Santa Clara County’s situation is a stark warning that even in an incredibly affluent area, local taxes aren’t a panacea; that new tax covers only a third of their projected billion-dollar annual loss. Beyond taxes, some of the more innovative strategies I’ve seen counties consider involve forging aggressive public-private partnerships. This could mean negotiating with large hospital systems to provide a certain amount of uncompensated care at a reduced rate in exchange for other incentives, or partnering with tech companies to develop telehealth platforms that can deliver primary and behavioral health care more efficiently. The primary obstacle is always scale and sustainability. A partnership might cover a few thousand people, but not the tens of thousands who are losing coverage, and these agreements are often fragile, dependent on the goodwill and financial health of the private partner, which isn’t a reliable foundation for a public safety net.

What is your forecast for the future of county-level indigent care over the next five years, particularly regarding the disparity in services between states that expanded Medicaid and those that did not?

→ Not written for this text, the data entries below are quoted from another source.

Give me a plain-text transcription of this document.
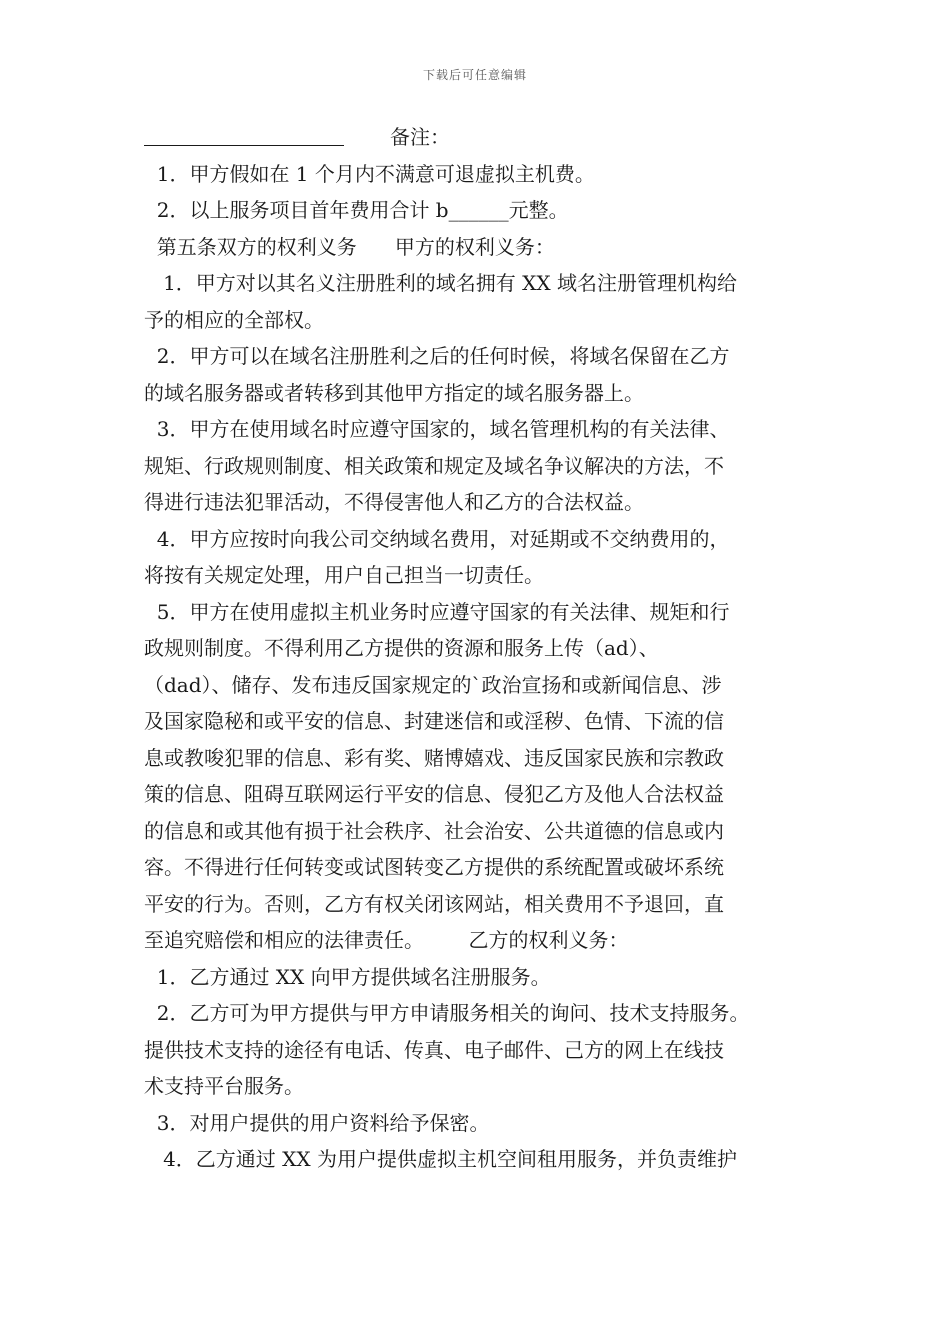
下载后可任意编辑
备注：
1．甲方假如在 1 个月内不满意可退虚拟主机费。
2．以上服务项目首年费用合计 b______元整。
第五条双方的权利义务      甲方的权利义务：
1．甲方对以其名义注册胜利的域名拥有 XX 域名注册管理机构给
予的相应的全部权。
2．甲方可以在域名注册胜利之后的任何时候，将域名保留在乙方
的域名服务器或者转移到其他甲方指定的域名服务器上。
3．甲方在使用域名时应遵守国家的，域名管理机构的有关法律、
规矩、行政规则制度、相关政策和规定及域名争议解决的方法，不
得进行违法犯罪活动，不得侵害他人和乙方的合法权益。
4．甲方应按时向我公司交纳域名费用，对延期或不交纳费用的，
将按有关规定处理，用户自己担当一切责任。
5．甲方在使用虚拟主机业务时应遵守国家的有关法律、规矩和行
政规则制度。不得利用乙方提供的资源和服务上传（ad）、
（dad）、储存、发布违反国家规定的`政治宣扬和或新闻信息、涉
及国家隐秘和或平安的信息、封建迷信和或淫秽、色情、下流的信
息或教唆犯罪的信息、彩有奖、赌博嬉戏、违反国家民族和宗教政
策的信息、阻碍互联网运行平安的信息、侵犯乙方及他人合法权益
的信息和或其他有损于社会秩序、社会治安、公共道德的信息或内
容。不得进行任何转变或试图转变乙方提供的系统配置或破坏系统
平安的行为。否则，乙方有权关闭该网站，相关费用不予退回，直
至追究赔偿和相应的法律责任。       乙方的权利义务：
1．乙方通过 XX 向甲方提供域名注册服务。
2．乙方可为甲方提供与甲方申请服务相关的询问、技术支持服务。
提供技术支持的途径有电话、传真、电子邮件、己方的网上在线技
术支持平台服务。
3．对用户提供的用户资料给予保密。
4．乙方通过 XX 为用户提供虚拟主机空间租用服务，并负责维护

Looking ahead, my forecast for county-level indigent care over the next five years is frankly grim, and it will be defined by a deepening chasm between states. States that expanded Medicaid are now facing the painful process of ‘unwinding’ that progress, as one advocate put it. They will be scrambling to resurrect ghost infrastructures, leading to a highly ‘unequal, maldistributed program’ where your access to care depends entirely on your zip code. In contrast, states like Texas that never expanded Medicaid are already straining to fund their existing systems. As more people lose coverage nationally and potentially migrate, their already overburdened programs will be pushed past the breaking point. We are heading toward a future of two Americas in healthcare: one where states desperately try to patch together a semblance of the safety net they once had, and another where the existing, inadequate net tears completely.